Upcoming Anticipated Milestones:

• Regulatory
  • Submission of a BLA to the U.S. FDA for ide-cel in patients with relapsed and refractory multiple myeloma in the first half of 2020, in partnership with Bristol-Myers Squibb.
  • Submission of a BLA to the U.S. FDA and a Marketing Authorization Application to the European Medicines Agency for Lenti-D in patients with cerebral adrenoleukodystrophy by the end of 2020.

• Clinical
  • Submission for presentation of ide-cel clinical data from the KarMMa study in the first half of 2020, in partnership with Bristol-Myers Squibb.
  • Submission for presentation of ide-cel clinical data from the CRB-401 study in 2020, in partnership with Bristol-Myers Squibb.
  • Initiation of the Phase 3 HGB-210 study of LentiGlobin for SCD in patients with a history of vaso-occlusive crises in the first half of 2020.
  • Initiation of the Phase 3 HGB-211 study of LentiGlobin for SCD in patients at risk of stroke in 2020.
  • Updated data presentation from ALD-102 in patients with CALD by the end of 2020.
  • Updated data presentation from the Northstar-2 (HGB-207) clinical study in patients with transfusion-dependent β-thalassemia (TDT) and non-β⁰/β⁰ genotypes by the end of 2020.
  • Updated data presentation from the Northstar-3 (HGB-212) clinical study in patients with TDT and a β⁰/β⁰ genotype or an IVS-I-110 mutation by the end of 2020.
  • Updated data presentation from HGB-206 clinical study in patients with SCD by the end of 2020.
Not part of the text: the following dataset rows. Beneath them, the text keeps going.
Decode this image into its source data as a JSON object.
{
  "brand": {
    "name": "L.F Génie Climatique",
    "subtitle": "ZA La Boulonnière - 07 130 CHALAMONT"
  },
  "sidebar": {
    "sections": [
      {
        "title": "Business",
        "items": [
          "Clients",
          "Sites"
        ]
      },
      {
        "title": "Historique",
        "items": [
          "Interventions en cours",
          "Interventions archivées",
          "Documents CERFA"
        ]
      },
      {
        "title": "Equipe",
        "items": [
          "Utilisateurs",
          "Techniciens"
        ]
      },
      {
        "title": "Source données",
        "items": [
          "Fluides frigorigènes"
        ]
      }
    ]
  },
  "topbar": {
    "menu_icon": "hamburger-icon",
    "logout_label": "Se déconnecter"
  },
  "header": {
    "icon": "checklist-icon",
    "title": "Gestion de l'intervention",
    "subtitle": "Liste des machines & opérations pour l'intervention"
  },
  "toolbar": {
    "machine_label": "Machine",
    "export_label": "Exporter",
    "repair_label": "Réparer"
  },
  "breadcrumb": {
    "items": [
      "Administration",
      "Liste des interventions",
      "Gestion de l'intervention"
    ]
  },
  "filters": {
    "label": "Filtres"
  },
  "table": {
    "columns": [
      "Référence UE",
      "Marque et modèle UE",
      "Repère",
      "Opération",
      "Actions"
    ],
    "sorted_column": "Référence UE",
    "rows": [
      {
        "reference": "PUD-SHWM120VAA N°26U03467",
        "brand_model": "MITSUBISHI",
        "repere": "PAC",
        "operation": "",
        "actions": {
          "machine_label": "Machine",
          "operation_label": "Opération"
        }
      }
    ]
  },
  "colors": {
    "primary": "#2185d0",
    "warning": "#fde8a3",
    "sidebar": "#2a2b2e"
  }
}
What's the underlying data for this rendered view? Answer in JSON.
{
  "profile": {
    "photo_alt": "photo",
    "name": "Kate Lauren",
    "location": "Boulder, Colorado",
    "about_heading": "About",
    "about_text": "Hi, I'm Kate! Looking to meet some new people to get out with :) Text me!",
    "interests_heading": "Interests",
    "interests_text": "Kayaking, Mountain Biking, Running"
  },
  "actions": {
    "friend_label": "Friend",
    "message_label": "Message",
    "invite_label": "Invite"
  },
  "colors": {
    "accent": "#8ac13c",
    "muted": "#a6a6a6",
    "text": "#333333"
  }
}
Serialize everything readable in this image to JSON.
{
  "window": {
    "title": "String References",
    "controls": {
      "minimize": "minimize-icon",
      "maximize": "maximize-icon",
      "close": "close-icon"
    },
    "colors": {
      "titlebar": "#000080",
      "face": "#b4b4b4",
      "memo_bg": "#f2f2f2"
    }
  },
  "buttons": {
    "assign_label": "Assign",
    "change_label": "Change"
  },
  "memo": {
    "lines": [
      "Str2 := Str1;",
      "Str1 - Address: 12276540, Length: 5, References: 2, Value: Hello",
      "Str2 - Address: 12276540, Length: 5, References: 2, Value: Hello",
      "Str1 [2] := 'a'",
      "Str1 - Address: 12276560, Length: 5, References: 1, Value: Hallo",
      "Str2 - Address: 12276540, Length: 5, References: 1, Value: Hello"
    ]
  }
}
• Commercial and Foundation Building
  • ZYNTEGLO first commercial patients treated in the first half of 2020.
  • ZYNTEGLO access and reimbursement in additional EU countries established by the end of 2020.

Fourth Quarter and Full Year 2019 Financial Results

• Cash Position: Cash, cash equivalents and marketable securities as of December 31, 2019 and December 31, 2018 were $1.24 billion and $1.89 billion, respectively. The decrease in cash, cash equivalents and marketable securities is primarily related to cash used in support of ordinary course operating and commercial-readiness activities.
• Revenues: Collaboration and license and royalty revenues were $10.0 million for the three months ended December 31, 2019 compared to $19.2 million for the three months ended December 31, 2018. Collaboration and license and royalty revenues were $44.7 million for the year ended December 31, 2019 compared to $54.6 million for the year ended December 31, 2018. The decrease in both periods was primarily attributable to a decrease in collaboration revenue under our arrangement with Bristol-Myers Squibb, partially offset by an increase in license and royalty revenue.
• R&D Expenses: Research and development expenses were $161.8 million for the three months ended December 31, 2019 compared to $119.7 million for the three months ended December 31, 2018. Research and development expenses were $582.4 million for the year ended December 31, 2019 compared to $448.6 million for the year ended December 31, 2018. The increase in both periods was primarily driven by costs incurred to advance and expand the company’s pipeline.
• SG&A Expenses: Selling, general and administrative expenses were $76.2 million for the three months ended December 31, 2019 compared to $53.5 million for the three months ended December 31, 2018. Selling, general and administrative expenses were $271.4 million for the year ended December 31, 2019 compared to $174.1 million for the year ended December 31, 2018. The increase in both periods was largely attributable to costs incurred to support the company’s ongoing operations and growth of its pipeline as well as commercial-readiness activities.
• Net Loss: Net loss was $223.3 million for the three months ended December 31, 2019 compared to $149.0 million for the three months ended December 31, 2018. Net loss was $789.6 million for the year ended December 31, 2019 compared to $555.6 million for the year ended December 31, 2018.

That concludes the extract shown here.